Il conflitto che non vale la pena fare
Daniele Novara distingue tra i conflitti che vale la pena avere con un adolescente e quelli che non lo valgono. I conflitti che contano riguardano sicurezza, rispetto, valori fondamentali, tutte le cose che non si possono negoziare perché riguardano chi sei come genitore. Il disordine nella camera, in molti casi, non è uno di questi.
Quando i genitori reagiscono al disordine con urla, punizioni, pressioni continue, ottengono spesso il contrario di quello che vogliono: non un figlio più ordinato, ma un figlio più chiuso, più resistente, più convinto che la propria stanza sia un campo di battaglia invece che un rifugio. Il conflitto continuo sull’ordine consuma la relazione senza produrre cambiamento.
Cosa fare invece di urlare
Daniele Novara non dice di ignorare il problema per sempre. Dice di scegliere con cura i combattimenti. Alcune cose si possono negoziare – “tieni le aree comuni in ordine, la tua camera è affar tuo” – creando un confine chiaro tra lo spazio condiviso e lo spazio personale del figlio. Altre si possono lasciare andare, almeno per un periodo, sapendo che molti adolescenti trovano spontaneamente un loro equilibrio con l’ordine quando crescono.
L’apprendimento che viene dal caos
C’è un’ultima cosa che Daniele Novara dice, e vale la pena fermarsi: il disordine può essere un “momento di scoperta“. Il figlio che gestisce il suo spazio – anche male, anche in modo caotico – sta imparando qualcosa sul proprio modo di essere, su come funziona quando non c’è nessuno a dirgli come fare le cose.
Quella sperimentazione – anche se esteticamente insopportabile per un genitore che ama l’ordine – ha un valore formativo reale.
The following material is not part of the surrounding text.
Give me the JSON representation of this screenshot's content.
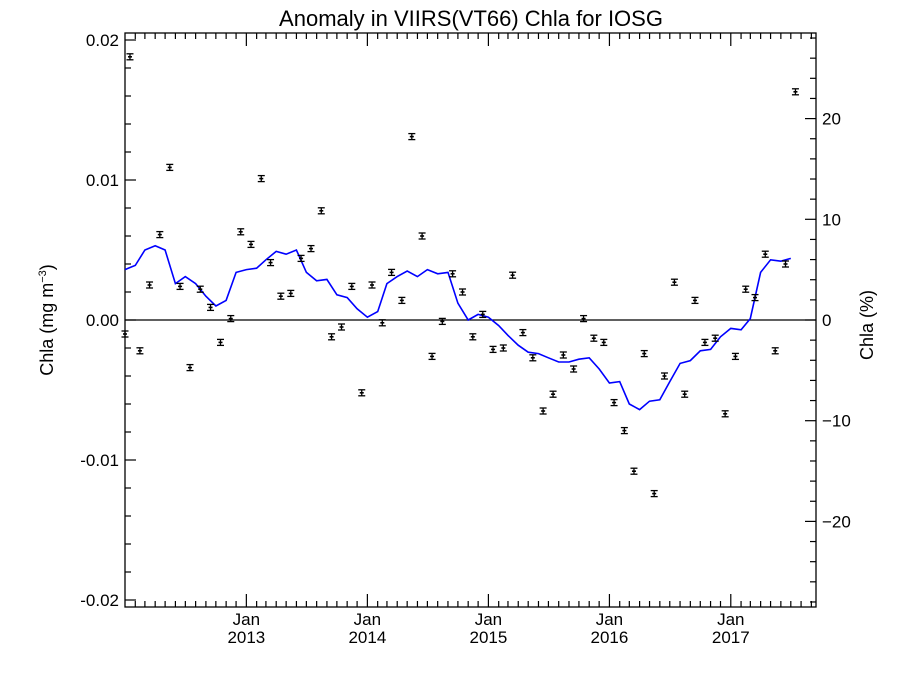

Molto più delle urla e delle punizioni che producono solo difesa e chiusura. Daniele Novara lo dice da anni nei suoi libri e nelle sue conferenze: il compito dell’educazione non è controllare, è preparare. E a volte preparare significa lasciare che il figlio impari anche attraverso il caos.
Una prospettiva che cambia il conflitto
Daniele Novara lavora da anni su come i genitori possono relazionarsi meglio con i figli adolescenti. Una delle sue osservazioni fondamentali è che molti conflitti familiari si generano su terreni sbagliati: si litiga per cose secondarie finché non si ha più energia per quelle che contano davvero.
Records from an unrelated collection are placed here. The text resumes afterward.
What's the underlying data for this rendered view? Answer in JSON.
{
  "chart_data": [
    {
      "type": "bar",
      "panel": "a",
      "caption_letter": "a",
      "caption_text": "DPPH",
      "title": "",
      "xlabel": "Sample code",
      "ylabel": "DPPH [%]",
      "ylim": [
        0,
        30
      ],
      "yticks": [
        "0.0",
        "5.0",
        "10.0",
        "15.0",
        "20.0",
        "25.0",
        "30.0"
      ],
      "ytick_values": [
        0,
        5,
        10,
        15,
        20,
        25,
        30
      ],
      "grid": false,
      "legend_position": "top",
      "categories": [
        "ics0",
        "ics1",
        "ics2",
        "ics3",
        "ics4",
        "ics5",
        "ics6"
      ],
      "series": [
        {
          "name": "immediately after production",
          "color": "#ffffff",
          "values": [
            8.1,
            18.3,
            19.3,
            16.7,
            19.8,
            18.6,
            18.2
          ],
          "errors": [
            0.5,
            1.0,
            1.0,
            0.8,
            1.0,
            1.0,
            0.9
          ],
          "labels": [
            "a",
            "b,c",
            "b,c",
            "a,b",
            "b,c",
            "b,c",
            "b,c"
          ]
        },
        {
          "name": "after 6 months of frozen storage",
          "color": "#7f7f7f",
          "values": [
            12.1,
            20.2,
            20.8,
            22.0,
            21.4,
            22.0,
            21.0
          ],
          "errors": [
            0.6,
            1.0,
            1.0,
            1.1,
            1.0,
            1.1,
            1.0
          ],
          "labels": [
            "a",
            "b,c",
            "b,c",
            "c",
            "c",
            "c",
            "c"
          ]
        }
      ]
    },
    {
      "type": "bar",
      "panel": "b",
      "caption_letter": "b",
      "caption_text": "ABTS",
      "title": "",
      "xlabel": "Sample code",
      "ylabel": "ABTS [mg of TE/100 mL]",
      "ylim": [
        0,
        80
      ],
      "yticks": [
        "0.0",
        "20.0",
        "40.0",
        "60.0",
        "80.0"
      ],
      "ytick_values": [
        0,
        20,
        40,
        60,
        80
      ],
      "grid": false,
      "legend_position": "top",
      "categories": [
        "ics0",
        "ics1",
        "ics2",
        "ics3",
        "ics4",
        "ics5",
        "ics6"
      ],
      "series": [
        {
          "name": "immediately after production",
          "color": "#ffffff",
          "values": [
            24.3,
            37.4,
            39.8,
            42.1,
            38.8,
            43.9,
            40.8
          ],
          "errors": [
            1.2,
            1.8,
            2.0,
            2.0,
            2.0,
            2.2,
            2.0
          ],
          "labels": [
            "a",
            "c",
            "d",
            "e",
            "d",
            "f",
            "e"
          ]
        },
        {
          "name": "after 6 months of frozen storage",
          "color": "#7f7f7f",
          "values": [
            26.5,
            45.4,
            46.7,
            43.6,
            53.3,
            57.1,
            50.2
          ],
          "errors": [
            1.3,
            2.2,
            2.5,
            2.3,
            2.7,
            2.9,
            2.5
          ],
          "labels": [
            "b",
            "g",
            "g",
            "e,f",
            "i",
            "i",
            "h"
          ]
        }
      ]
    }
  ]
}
La camera disordinata è uno di questi terreni sbagliati, in molti casi. Non perché l’ordine non abbia valore – ce l’ha – ma perché trasformarla in un campo di battaglia quotidiana logora la relazione senza produrre i risultati sperati. Meglio negoziare un confine chiaro e condiviso – le aree comuni si tengono in ordine, la camera è spazio personale del figlio – e conservare l’energia per le conversazioni che contano davvero.